In San Diego, more hotels were queuing up to accommodate migrants, Ms. Clark of Jewish Family Service said. “We’re going to need federal resources,” she said.

One of the families admitted on Friday was Jose Giusto Duarte (51) and his wife Iliana (45). The couple fled Honduras 18 months ago due to violence, Duarte said, but was only allowed into the United States last week. on humanitarian parole due to his wife’s poor health.

The couple has been waiting in Tijuana since leaving Honduras, but decided to try their luck again with Mr Biden.

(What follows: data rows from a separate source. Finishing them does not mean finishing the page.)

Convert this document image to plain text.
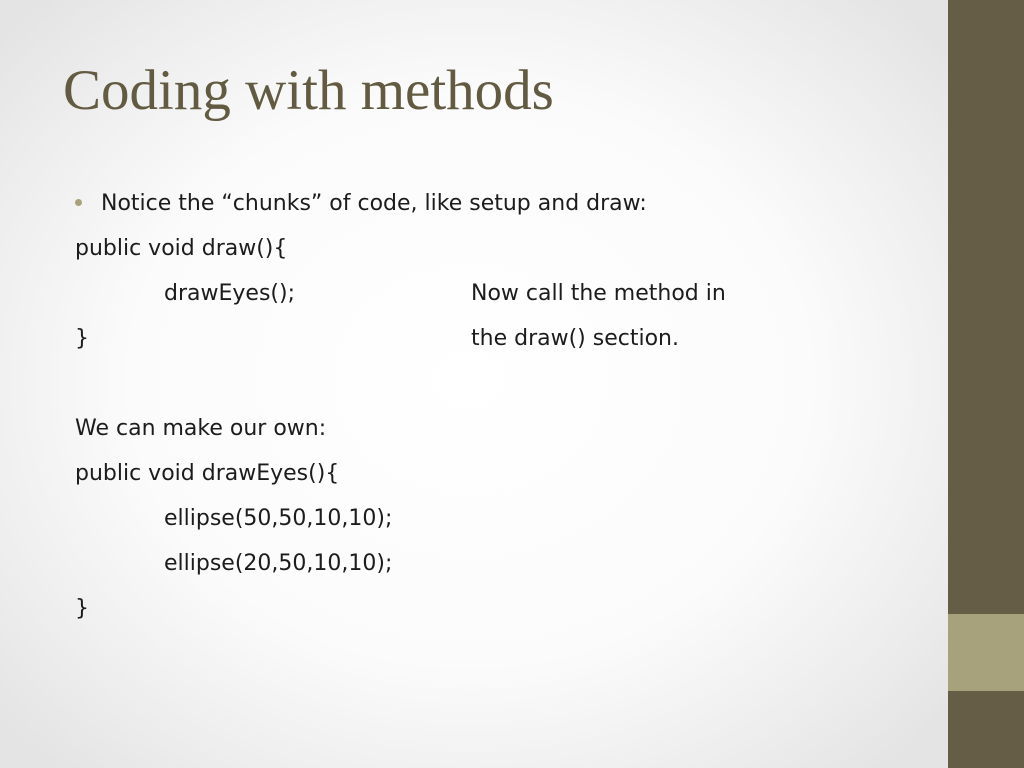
Coding with methods
Notice the “chunks” of code, like setup and draw:
public void draw(){
drawEyes();	Now call the method in
}	the draw() section.
We can make our own:
public void drawEyes(){
ellipse(50,50,10,10);
ellipse(20,50,10,10);
}
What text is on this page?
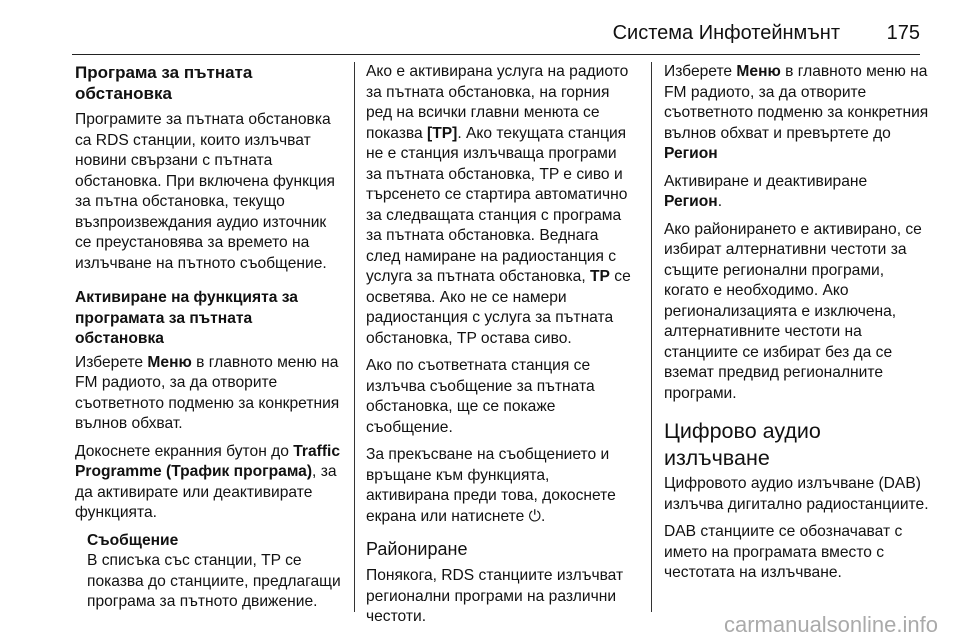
Система Инфотейнмънт 175
Програма за пътната обстановка

Програмите за пътната обстановка са RDS станции, които излъчват новини свързани с пътната обстановка. При включена функция за пътна обстановка, текущо възпроизвеждания аудио източник се преустановява за времето на излъчване на пътното съобщение.

Активиране на функцията за програмата за пътната обстановка

Изберете Меню в главното меню на FM радиото, за да отворите съответното подменю за конкретния вълнов обхват.

Докоснете екранния бутон до Traffic Programme (Трафик програма), за да активирате или деактивирате функцията.

Съобщение
В списъка със станции, TP се показва до станциите, предлагащи програма за пътното движение.

Ако е активирана услуга на радиото за пътната обстановка, на горния ред на всички главни менюта се показва [TP]. Ако текущата станция не е станция излъчваща програми за пътната обстановка, TP е сиво и търсенето се стартира автоматично за следващата станция с програма за пътната обстановка. Веднага след намиране на радиостанция с услуга за пътната обстановка, TP се осветява. Ако не се намери радиостанция с услуга за пътната обстановка, TP остава сиво.

Ако по съответната станция се излъчва съобщение за пътната обстановка, ще се покаже съобщение.

За прекъсване на съобщението и връщане към функцията, активирана преди това, докоснете екрана или натиснете ⏻.

Райониране

Понякога, RDS станциите излъчват регионални програми на различни честоти.

Изберете Меню в главното меню на FM радиото, за да отворите съответното подменю за конкретния вълнов обхват и превъртете до Регион

Активиране и деактивиране
Регион.

Ако районирането е активирано, се избират алтернативни честоти за същите регионални програми, когато е необходимо. Ако регионализацията е изключена, алтернативните честоти на станциите се избират без да се вземат предвид регионалните програми.

Цифрово аудио излъчване

Цифровото аудио излъчване (DAB) излъчва дигитално радиостанциите.

DAB станциите се обозначават с името на програмата вместо с честотата на излъчване.

carmanualsonline.info
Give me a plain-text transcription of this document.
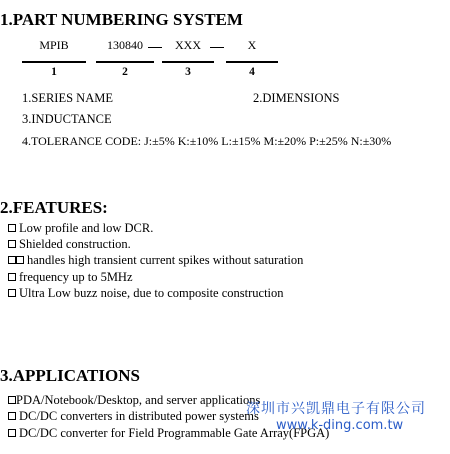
1.PART NUMBERING SYSTEM
MPIB	130840	XXX	X
1	2	3	4
1.SERIES NAME	2.DIMENSIONS
3.INDUCTANCE
4.TOLERANCE CODE: J:±5% K:±10% L:±15% M:±20% P:±25% N:±30%
2.FEATURES:
Low profile and low DCR.
Shielded construction.
handles high transient current spikes without saturation
frequency up to 5MHz
Ultra Low buzz noise, due to composite construction
3.APPLICATIONS
PDA/Notebook/Desktop, and server applications
DC/DC converters in distributed power systems
DC/DC converter for Field Programmable Gate Array(FPGA)
深圳市兴凯鼎电子有限公司
www.k-ding.com.tw
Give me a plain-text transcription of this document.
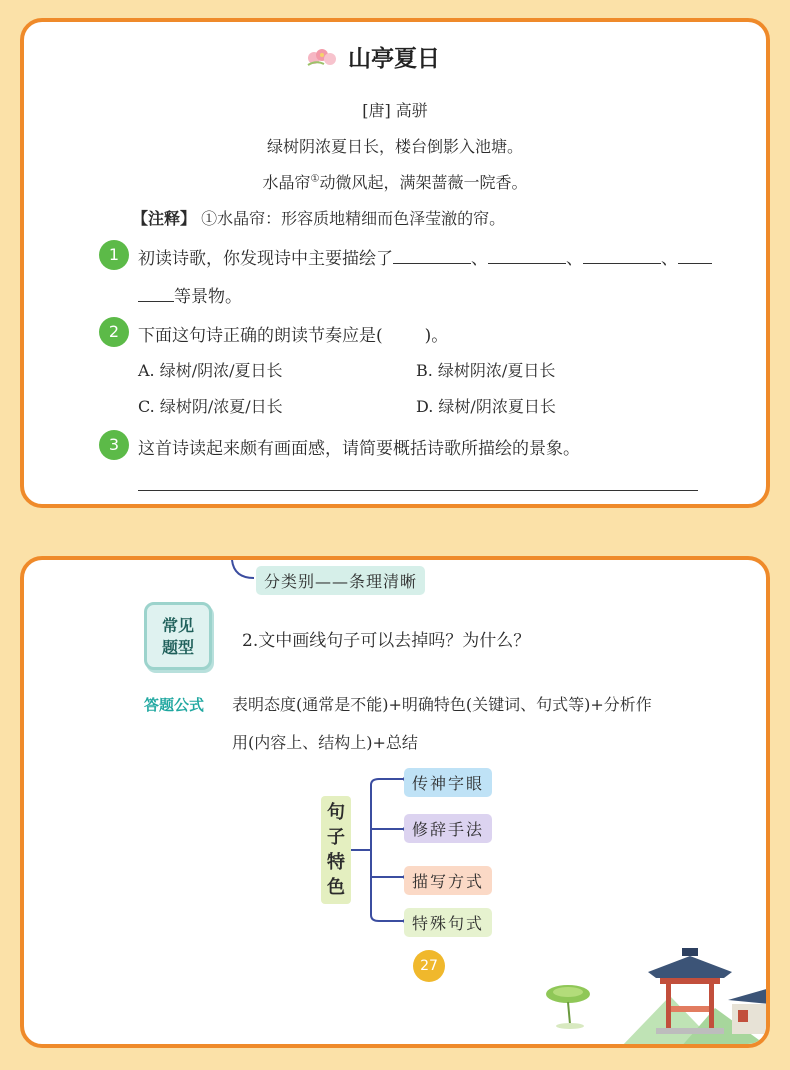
山亭夏日
[唐] 高骈
绿树阴浓夏日长，楼台倒影入池塘。
水晶帘①动微风起，满架蔷薇一院香。
【注释】 ①水晶帘：形容质地精细而色泽莹澈的帘。
1	初读诗歌，你发现诗中主要描绘了	、	、	、
等景物。
2	下面这句诗正确的朗读节奏应是( )。
A. 绿树/阴浓/夏日长	B. 绿树阴浓/夏日长
C. 绿树阴/浓夏/日长	D. 绿树/阴浓夏日长
3	这首诗读起来颇有画面感，请简要概括诗歌所描绘的景象。
分类别——条理清晰
常见
题型	2.文中画线句子可以去掉吗？为什么？
答题公式 表明态度(通常是不能)+明确特色(关键词、句式等)+分析作
用(内容上、结构上)+总结
句子特色
传神字眼
修辞手法
描写方式
特殊句式
27
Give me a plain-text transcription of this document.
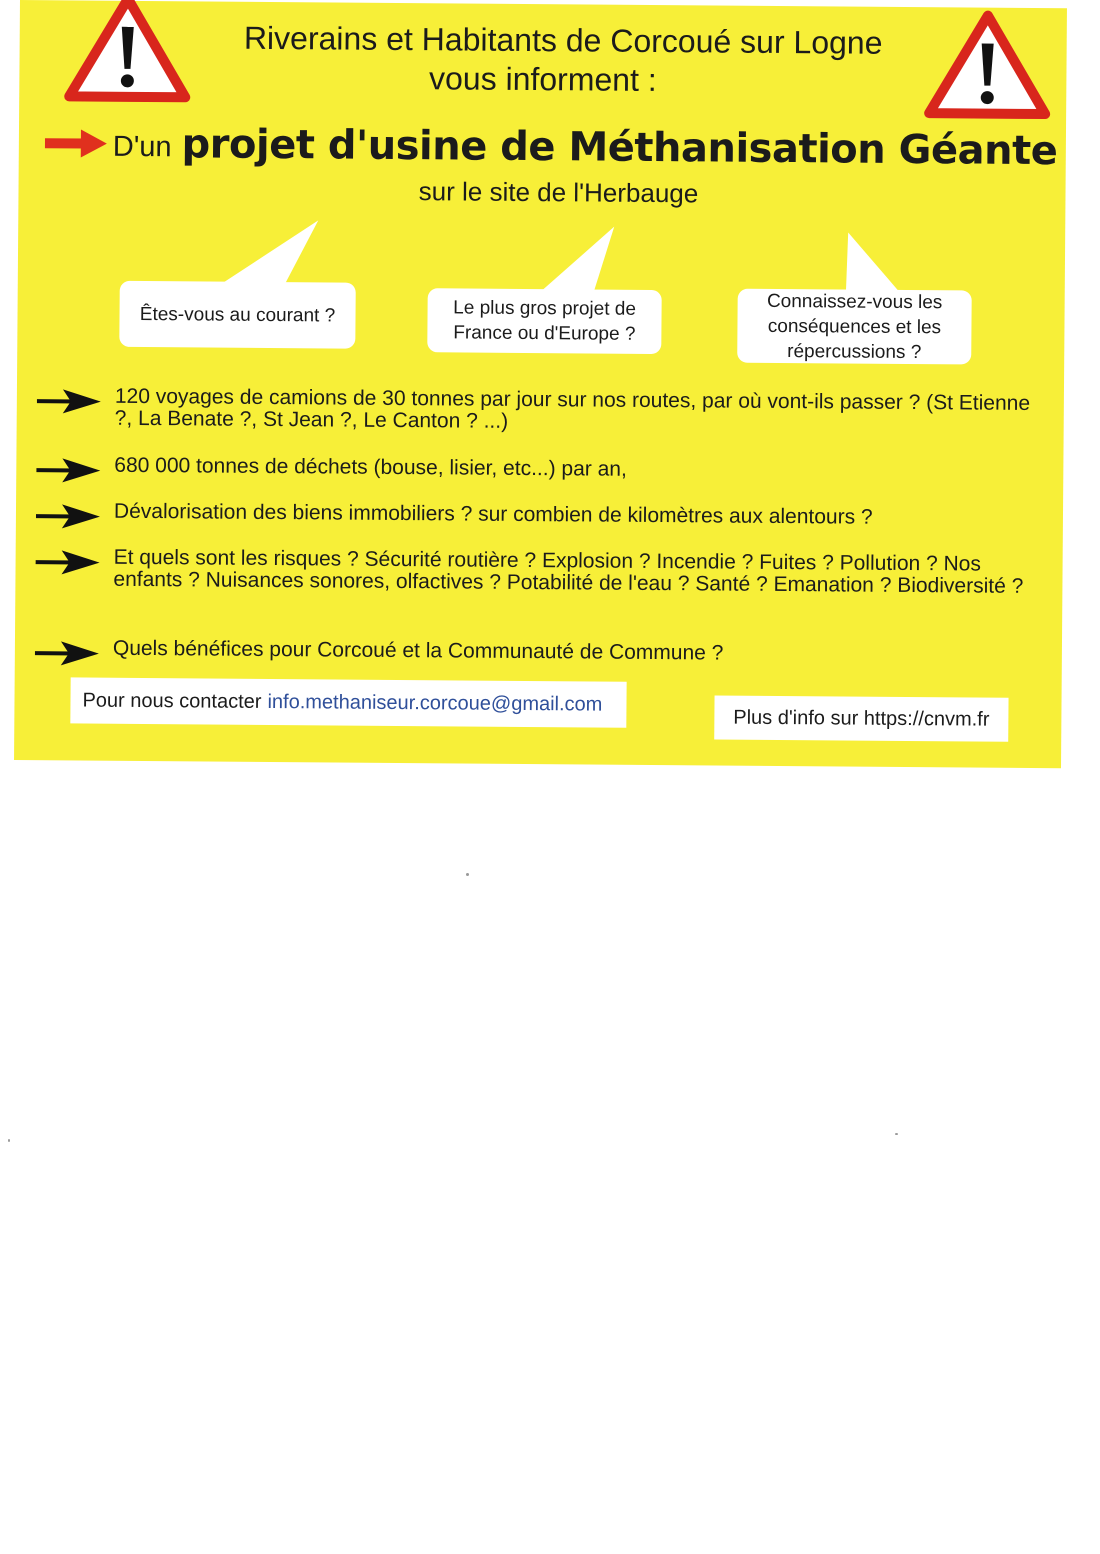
Riverains et Habitants de Corcoué sur Logne
vous informent :
D'un projet d'usine de Méthanisation Géante
sur le site de l'Herbauge
Êtes-vous au courant ?	Le plus gros projet de France ou d'Europe ?
Connaissez-vous les conséquences et les répercussions ?
120 voyages de camions de 30 tonnes par jour sur nos routes, par où vont-ils passer ? (St Etienne ?, La Benate ?, St Jean ?, Le Canton ? ...)
680 000 tonnes de déchets (bouse, lisier, etc...) par an,
Dévalorisation des biens immobiliers ? sur combien de kilomètres aux alentours ?
Et quels sont les risques ? Sécurité routière ? Explosion ? Incendie ? Fuites ? Pollution ? Nos enfants ? Nuisances sonores, olfactives ? Potabilité de l'eau ? Santé ? Emanation ? Biodiversité ?
Quels bénéfices pour Corcoué et la Communauté de Commune ?
Pour nous contacter info.methaniseur.corcoue@gmail.com
Plus d'info sur https://cnvm.fr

“I’m just so relieved and happy at this moment, after waiting so long,” he said. Duarte said as he smiled. After several hours in custody of the border patrol, they would be allowed to go to the hotel in the city center for quarantine.

Alexander Martinez and his three children, who fled gangs in El Salvador, were also admitted last week. After an exhausting interview, US authorities transferred them to the hotel where they kept quarantine dozens of other migrating families.

Credit …San Diego Jewish Family Service

There they are limited to a double room with a terrace on the third floor. Someone knocks on their door three times a day to deliver meals in disposable containers. A nurse calls every day to have their temperature checked. On Wednesday, they each underwent a coronavirus test. In the coming days, they will be free to join family members in Washington.

Mr. Martinez said the extra wait was worth it, even though his kids were really bored in quarantine. “We are very happy to be in the United States,” he said.

Miriam Jordan reported from Los Angeles, and Max Rivlin-Nadler of San Ysidro, California.